Halkın Hukuk Bürosu'nun Avukat Fuat Erdoğan anısına düzenlediği "Hak Mücadelesi ve Uluslararası Hukuk" başlıklı sempozyumun "Özgün mücadele ve deneyimler" başlıklı oturumunda söz alan konuşmacılar, yürüttükleri mücadeleleri ve hak kazanımlarını anlattı.
Mimar Sinan Güzel Sanatlar Üniversitesi'nin (MSGSÜ) Fındıklı'daki kampusunda, Sedat Hakkı Eldem Oditoryumu'ndaki sempozyumun ikinci oturumunda, Gazeteci ve Avukat Metin Yeğin, Kalan Müzik'in sahibi Hasan Saltık, Yıldız Teknik Üniversitesi Çevre Mühendisliği Bölümü Öğretim Üyesi Prof. Dr. Beyza Üstün, Hüsnü Yıldız, Adli Tıp Uzmanları Derneği Başkanı Prof. Dr. Ümit Biçer ve Lübnan'dan Avukat Şakir Hamis söz aldı.
Yeğin, Şili'de öğrencilerin yürüttüğü eylemlerden bahsederek söze başladı ve ülkede öğrencilerin tüm yıl boyunca aylık 400 dolar harç ödemek zorunda olduğunu, öğrencilerin eğitim hakkı için sokağa döküldüğünü anlattı. Askeri diktatörlüklerle yerleştirilen neoliberal politikaların birçok ülkede benzer süreçte izlediğini söyleyen Yeğin, "Eşitlik, özgürlük ve adalet olmadan barış olmuyor, barış mücadelesini hak mücadelesinden ayıramayız" dedi.
Saltık ise Kalan Müzik'in yasaklara rağmen Kürtçe, Ermenice, Lazca, Süryanice albümleri insanlara nasıl ulaştırdığını anlattı. "Grup Yorum kasetleri, Doğu'da, Güneydoğu'da kurşunlanıp geri yollanırdı" diyen Saltık, "Konserler engellendi, sanatçılar cezaevine atıldı, tehditler aldık, birçok kez ifade vermeye çağrıldım" diyerek karşılarına çıkan zorlukları ortaya koydu.
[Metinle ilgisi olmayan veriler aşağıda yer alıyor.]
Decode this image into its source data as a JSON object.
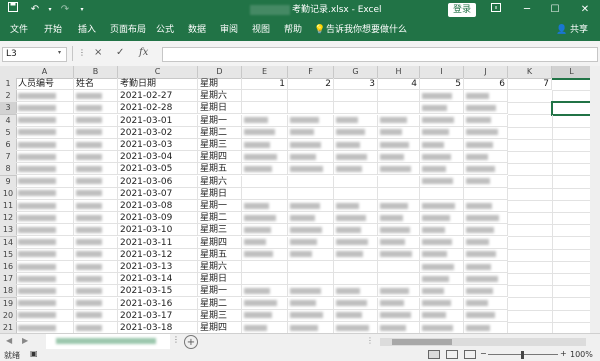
{
  "titlebar": {
    "filename": "考勤记录.xlsx",
    "separator": " - ",
    "app": "Excel",
    "login_label": "登录",
    "autosave_icon": "save-icon",
    "undo_icon": "undo-icon",
    "redo_icon": "redo-icon",
    "customize_icon": "dropdown-icon"
  },
  "ribbon": {
    "tabs": [
      "文件",
      "开始",
      "插入",
      "页面布局",
      "公式",
      "数据",
      "审阅",
      "视图",
      "帮助"
    ],
    "tell_me": "告诉我你想要做什么",
    "share": "共享"
  },
  "formula_bar": {
    "name_box": "L3",
    "cancel_icon": "×",
    "enter_icon": "✓",
    "fx_icon": "fx",
    "value": ""
  },
  "columns": [
    "A",
    "B",
    "C",
    "D",
    "E",
    "F",
    "G",
    "H",
    "I",
    "J",
    "K",
    "L"
  ],
  "header_row": {
    "a": "人员编号",
    "b": "姓名",
    "c": "考勤日期",
    "d": "星期",
    "e": "1",
    "f": "2",
    "g": "3",
    "h": "4",
    "i": "5",
    "j": "6",
    "k": "7"
  },
  "rows": [
    {
      "n": "2",
      "date": "2021-02-27",
      "weekday": "星期六"
    },
    {
      "n": "3",
      "date": "2021-02-28",
      "weekday": "星期日"
    },
    {
      "n": "4",
      "date": "2021-03-01",
      "weekday": "星期一"
    },
    {
      "n": "5",
      "date": "2021-03-02",
      "weekday": "星期二"
    },
    {
      "n": "6",
      "date": "2021-03-03",
      "weekday": "星期三"
    },
    {
      "n": "7",
      "date": "2021-03-04",
      "weekday": "星期四"
    },
    {
      "n": "8",
      "date": "2021-03-05",
      "weekday": "星期五"
    },
    {
      "n": "9",
      "date": "2021-03-06",
      "weekday": "星期六"
    },
    {
      "n": "10",
      "date": "2021-03-07",
      "weekday": "星期日"
    },
    {
      "n": "11",
      "date": "2021-03-08",
      "weekday": "星期一"
    },
    {
      "n": "12",
      "date": "2021-03-09",
      "weekday": "星期二"
    },
    {
      "n": "13",
      "date": "2021-03-10",
      "weekday": "星期三"
    },
    {
      "n": "14",
      "date": "2021-03-11",
      "weekday": "星期四"
    },
    {
      "n": "15",
      "date": "2021-03-12",
      "weekday": "星期五"
    },
    {
      "n": "16",
      "date": "2021-03-13",
      "weekday": "星期六"
    },
    {
      "n": "17",
      "date": "2021-03-14",
      "weekday": "星期日"
    },
    {
      "n": "18",
      "date": "2021-03-15",
      "weekday": "星期一"
    },
    {
      "n": "19",
      "date": "2021-03-16",
      "weekday": "星期二"
    },
    {
      "n": "20",
      "date": "2021-03-17",
      "weekday": "星期三"
    },
    {
      "n": "21",
      "date": "2021-03-18",
      "weekday": "星期四"
    }
  ],
  "row1_label": "1",
  "status": {
    "ready": "就绪",
    "zoom": "100%",
    "zoom_out": "−",
    "zoom_in": "+"
  },
  "accent_color": "#217346"
}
"Halk doğa katline karşı çıktı"
Üstün de "doğanın sermaye birikimi amacıyla talan edilmesine" karşı yürütülen mücadeleleri, Hopa, Gerze ve Kütahya örnekleriyle anlattı.
"Doğayı paketleyerek satıyorlar. Önce yasaları değiştirdiler, bu da yetmeyince Kanun Hükmünde Kararnameler (KHK) ile önlerindeki bütün engelleri kaldırdılar. Ancak halk, hidroelektrik santraller ve termik santraller ile doğalarının katledilmesine tüm gücüyle karşı çıkıyor. Hopa'da ve Gerze'de olduğu gibi..."
Lübnan'daki iç savaş ve İsrail işgali sırasındaki direnişi anlatan Hamis de "İsrail'in bıraktığı mayınların temizlenmesi ve ülkeyi yeniden inşa etmek için çalışmayı sürdürüyoruz" diye konuştu.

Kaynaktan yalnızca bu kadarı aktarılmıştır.